Accounting Reference Dates

Another term for a ‘financial year’ is an ‘accounting reference period’.

The accounting reference period ends on the accounting reference date (ARD) or a date up to seven days either side of the ARD, if this is more convenient.

You can change the first accounting reference period and subsequent accounting reference periods by changing the ARD.

You may change an ARD by shortening an accounting reference period as often as you like and by as many months as you like. However, there are restrictions on extending accounting reference periods: You may not extend a period so that it lasts more than 18 months from the start date of the accounting period. You may not extend more than once in 5 years.

Late Filing Penalties

All companies – private or public, large or small, trading or non-trading – must send their accounts to the Registrar of Companies every year. If accounts are delivered late, the Registrar will impose an automatic penalty.

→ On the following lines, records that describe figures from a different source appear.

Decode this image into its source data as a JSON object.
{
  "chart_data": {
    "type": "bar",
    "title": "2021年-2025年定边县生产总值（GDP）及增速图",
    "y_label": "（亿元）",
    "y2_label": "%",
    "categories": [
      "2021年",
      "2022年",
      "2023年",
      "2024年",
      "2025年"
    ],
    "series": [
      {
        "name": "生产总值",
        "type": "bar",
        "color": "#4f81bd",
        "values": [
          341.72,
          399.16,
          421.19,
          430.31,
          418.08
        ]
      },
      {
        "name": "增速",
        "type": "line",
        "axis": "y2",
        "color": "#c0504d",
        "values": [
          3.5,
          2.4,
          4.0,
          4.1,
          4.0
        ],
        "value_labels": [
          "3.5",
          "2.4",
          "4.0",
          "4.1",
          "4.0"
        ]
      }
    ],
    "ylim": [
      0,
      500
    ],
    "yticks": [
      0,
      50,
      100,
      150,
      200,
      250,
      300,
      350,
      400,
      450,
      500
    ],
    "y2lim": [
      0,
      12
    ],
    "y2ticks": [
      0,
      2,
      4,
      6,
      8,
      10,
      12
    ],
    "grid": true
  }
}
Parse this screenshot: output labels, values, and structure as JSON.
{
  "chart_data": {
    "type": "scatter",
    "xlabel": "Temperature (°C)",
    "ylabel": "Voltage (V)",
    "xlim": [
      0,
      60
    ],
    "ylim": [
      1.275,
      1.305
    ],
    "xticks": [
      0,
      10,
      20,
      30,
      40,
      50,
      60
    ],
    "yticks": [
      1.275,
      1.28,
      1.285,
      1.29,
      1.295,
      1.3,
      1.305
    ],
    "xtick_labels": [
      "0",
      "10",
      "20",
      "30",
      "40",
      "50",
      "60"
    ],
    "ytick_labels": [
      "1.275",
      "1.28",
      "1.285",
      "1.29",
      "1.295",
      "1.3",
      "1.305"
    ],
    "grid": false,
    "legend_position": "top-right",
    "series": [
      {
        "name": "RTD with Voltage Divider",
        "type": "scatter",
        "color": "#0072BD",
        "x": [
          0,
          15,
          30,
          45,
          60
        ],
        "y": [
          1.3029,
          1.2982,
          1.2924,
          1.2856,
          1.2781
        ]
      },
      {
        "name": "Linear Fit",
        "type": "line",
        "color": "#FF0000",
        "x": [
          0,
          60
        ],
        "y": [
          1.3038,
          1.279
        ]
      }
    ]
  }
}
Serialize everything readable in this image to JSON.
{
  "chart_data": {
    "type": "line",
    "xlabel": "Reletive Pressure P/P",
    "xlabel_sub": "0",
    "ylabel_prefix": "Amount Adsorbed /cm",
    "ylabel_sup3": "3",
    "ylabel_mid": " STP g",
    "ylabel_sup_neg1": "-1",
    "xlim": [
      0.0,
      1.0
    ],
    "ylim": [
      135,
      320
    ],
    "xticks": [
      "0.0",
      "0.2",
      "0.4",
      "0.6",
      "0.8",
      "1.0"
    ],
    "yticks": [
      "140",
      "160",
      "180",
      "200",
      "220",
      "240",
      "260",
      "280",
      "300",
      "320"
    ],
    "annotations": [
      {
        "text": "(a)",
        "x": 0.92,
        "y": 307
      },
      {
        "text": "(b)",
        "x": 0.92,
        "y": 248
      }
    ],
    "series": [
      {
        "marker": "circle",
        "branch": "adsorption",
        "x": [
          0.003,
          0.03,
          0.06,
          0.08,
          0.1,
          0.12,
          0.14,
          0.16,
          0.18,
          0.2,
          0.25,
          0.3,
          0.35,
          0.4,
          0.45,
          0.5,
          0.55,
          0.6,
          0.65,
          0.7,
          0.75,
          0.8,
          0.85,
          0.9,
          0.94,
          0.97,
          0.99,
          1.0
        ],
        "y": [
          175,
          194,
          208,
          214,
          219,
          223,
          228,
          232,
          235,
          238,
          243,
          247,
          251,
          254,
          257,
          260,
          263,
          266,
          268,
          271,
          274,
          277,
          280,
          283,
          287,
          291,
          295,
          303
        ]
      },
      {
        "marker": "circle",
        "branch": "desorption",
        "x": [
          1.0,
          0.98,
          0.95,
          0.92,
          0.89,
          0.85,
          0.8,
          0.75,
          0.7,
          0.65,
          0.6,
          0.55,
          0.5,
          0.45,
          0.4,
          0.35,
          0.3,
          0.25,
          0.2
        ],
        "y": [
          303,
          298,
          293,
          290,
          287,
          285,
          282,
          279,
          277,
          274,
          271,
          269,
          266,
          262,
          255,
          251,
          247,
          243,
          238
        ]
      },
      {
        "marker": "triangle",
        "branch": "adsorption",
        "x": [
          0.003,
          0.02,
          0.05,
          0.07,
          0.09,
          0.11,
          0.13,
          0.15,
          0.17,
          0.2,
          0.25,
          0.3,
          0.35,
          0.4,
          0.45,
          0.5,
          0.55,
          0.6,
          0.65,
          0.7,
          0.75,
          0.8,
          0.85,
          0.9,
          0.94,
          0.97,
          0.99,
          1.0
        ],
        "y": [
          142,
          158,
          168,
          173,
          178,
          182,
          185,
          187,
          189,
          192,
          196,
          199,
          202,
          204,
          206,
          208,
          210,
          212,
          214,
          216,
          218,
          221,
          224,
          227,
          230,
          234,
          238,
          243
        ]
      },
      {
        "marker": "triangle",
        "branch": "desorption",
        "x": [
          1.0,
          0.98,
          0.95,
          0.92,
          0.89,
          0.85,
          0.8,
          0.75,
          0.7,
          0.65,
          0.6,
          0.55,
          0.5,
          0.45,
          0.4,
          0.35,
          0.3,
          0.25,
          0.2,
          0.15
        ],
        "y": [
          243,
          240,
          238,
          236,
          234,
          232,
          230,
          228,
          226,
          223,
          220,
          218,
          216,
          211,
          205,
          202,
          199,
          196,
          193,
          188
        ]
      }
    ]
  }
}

Late filing penalties were introduced in 1992 to encourage directors of limited companies and designated members of limited liability partnerships to file their accounts on time because they must provide this statutory information for the public record. Section 242A of the Companies Act 1985 says that penalties will be imposed on any company / llp that delivers its accounts to Companies House after the period allowed for filing. (’Statutory’ means by law.)

If you are filing your company’s first accounts and they cover a period of more than 12 months, they must be delivered to the Registrar within 22 months of the date of incorporation for private companies / limited liability partnerships and 19 months for public companies.

If your company’s accounting period does not end on the last day of a month, then each period ends on the corresponding date in the appropriate month. For example, a private company with an accounting reference date (ARD) of 10 September has until 10 July the following year to deliver its accounts.

Important: if you have any doubts about the deadline for your company’s accounts – contact us on 0870 33 33 636 and ask us to confirm when your accounts should be filed.

Remember: it is the date of delivery to the Registrar which is important – not the date of posting.

Please note: if a filing deadline expires on a Sunday or Bank Holiday the law still requires accounts to be filed by that date. So you should ensure that they are posted in time to arrive before such a deadline.

Remember: the Registrar will not waive a penalty if your accounts are delayed in the post. To help you file on time:

  1. mark your diary or calendar to remind you in good time of the filing deadlines;
  2. read the filing reminders we send to your registered office;
  3. if appropriate, instruct your accountants in good time and remind them of the need to prepare and deliver your accounts on time.

If your company has overseas interests, and the financial year begins before 1st January, you may claim a three-month extension by delivering Form 244 to the Registrar before the end of the normal period allowed for filing. (Form 244 cannot be used for financial years which begin on or after 1st January but an extension to the filing period may still be granted in exceptional circumstance). If there is a special reason for seeking a filing extension, then in exceptional circumstances the Secretary of State may extend the time for filing (see section 244(5) Companies Act 1985 as amended) …

To avoid problems, we recommend that accounts are delivered as soon as they are complete and as far as possible in advance of the end of the period allowed for delivery.

If accounts are delivered late, an invoice is issued automatically to your registered office address.

If it remains unpaid, legal action may be taken which could result in a County Court judgment or a Sheriff Court decree against your company.

Late filing penalties are imposed on the company under civil law. Failure to pay a late filing penalty can result in a County Court judgment (or Sheriff Court decree) against the company. Failure to file accounts is a criminal offence which can result in directors being fined personally in the criminal courts. In addition to the directors being fined, the Registrar may take steps to strike the company off the public record.

Important: Both a penalty and a fine could be payable for the same set of accounts if they are not filed on time, and then delivered late.